A fact table is used in the dimensional model in data warehouse design. A fact table is found at the center of a star schema or snowflake schema surrounded by dimension tables.
A fact table consists of facts of a particular business process e.g., sales revenue by month by product. Facts are also known as measurements or metrics. A fact table record captures a measurement or a metric.
An example of a fact table
In the schema below, we have a fact table FACT_SALES
that has a grain that gives us the number of units sold by date, by store, and product.
All other tables such as DIM_DATE
, DIM_STORE
and DIM_PRODUCT
are dimensions tables. This schema is known as the star schema.
Measure types
A fact table can store different types of measures such as additive, non-additive, semi-additive.
- Additive – As its name implied, additive measures are measures that can be added to all dimensions.

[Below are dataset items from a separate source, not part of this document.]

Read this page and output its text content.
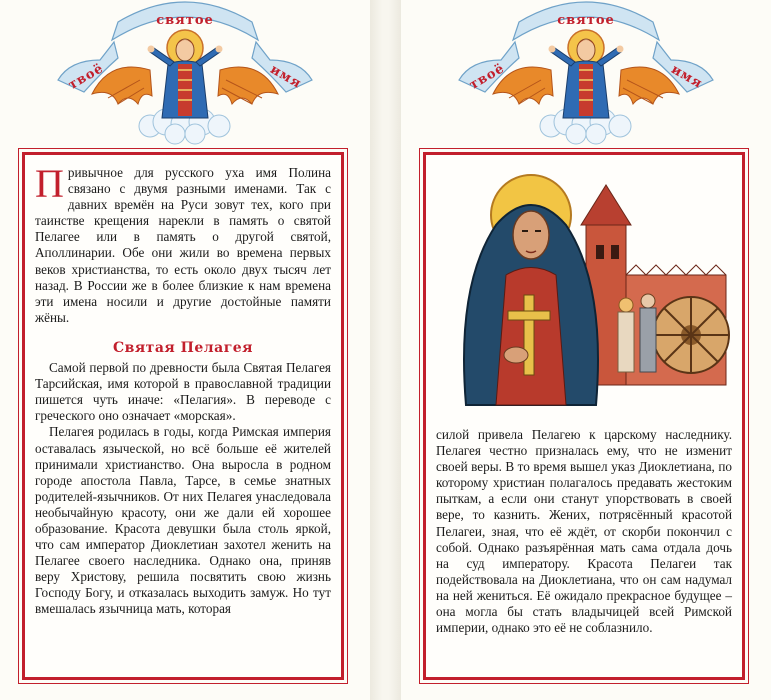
святое
твоё	имя

Привычное для русского уха имя Полина связано с двумя разными именами. Так с давних времён на Руси зовут тех, кого при таинстве крещения нарекли в память о святой Пелагее или в память о другой святой, Аполлинарии. Обе они жили во времена первых веков христианства, то есть около двух тысяч лет назад. В России же в более близкие к нам времена эти имена носили и другие достойные памяти жёны.

Святая Пелагея

Самой первой по древности была Святая Пелагея Тарсийская, имя которой в православной традиции пишется чуть иначе: «Пелагия». В переводе с греческого оно означает «морская».

Пелагея родилась в годы, когда Римская империя оставалась языческой, но всё больше её жителей принимали христианство. Она выросла в родном городе апостола Павла, Тарсе, в семье знатных родителей-язычников. От них Пелагея унаследовала необычайную красоту, они же дали ей хорошее образование. Красота девушки была столь яркой, что сам император Диоклетиан захотел женить на Пелагее своего наследника. Однако она, приняв веру Христову, решила посвятить свою жизнь Господу Богу, и отказалась выходить замуж. Но тут вмешалась язычница мать, которая

святое
твоё	имя

силой привела Пелагею к царскому наследнику. Пелагея честно призналась ему, что не изменит своей веры. В то время вышел указ Диоклетиана, по которому христиан полагалось предавать жестоким пыткам, а если они станут упорствовать в своей вере, то казнить. Жених, потрясённый красотой Пелагеи, зная, что её ждёт, от скорби покончил с собой. Однако разъярённая мать сама отдала дочь на суд императору. Красота Пелагеи так подействовала на Диоклетиана, что он сам надумал на ней жениться. Её ожидало прекрасное будущее – она могла бы стать владычицей всей Римской империи, однако это её не соблазнило.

- Non-additive – different from additive measures, non-additive measures are measures that cannot be added to all dimensions.
- Semi-additive – semi-additive measures are the measure that can be added to only some dimensions and not across other.
Types of fact tables
All fact tables are categorized by the three most basic measurement events:
- Transactional – Transactional fact table is the most basic one that each grain associated with it indicated as “one row per line in a transaction”, e.g., every line item appears on an invoice. Transaction fact table stores data of the most detailed level, therefore, it has a high number of dimensions associated with it.
- Periodic snapshots – Periodic snapshots fact table stores the data that is a snapshot in a period of time. The source data of the periodic snapshots fact table is data from a transaction fact table where you choose a period to get the output.
- Accumulating snapshots – The accumulating snapshots fact table describes the activity of a business process that has a clear beginning and end. This type of fact table, therefore, has multiple date columns to represent milestones in the process. A good example of accumulating snapshots fact table is the processing of a material. As steps towards handling the material are finished, the corresponding record in the accumulating snapshots fact table gets updated.
Designing fact table steps
Here is an overview of four steps to designing a fact table described by Kimball:
- Choosing business process to a model – The first step is to decide what business process to model by gathering and understanding business needs and available data
- Declare the grain – by declaring a grain means describing exactly what a fact table record represents
- Choose the dimensions – once the grain of the fact table is stated clearly, it is time to determine dimensions for the fact table.
- Identify facts – identify carefully which facts will appear in the fact table.
In this tutorial, we’ve examined fact tables in detail, fact table types, and how to design fact tables described by Kimball.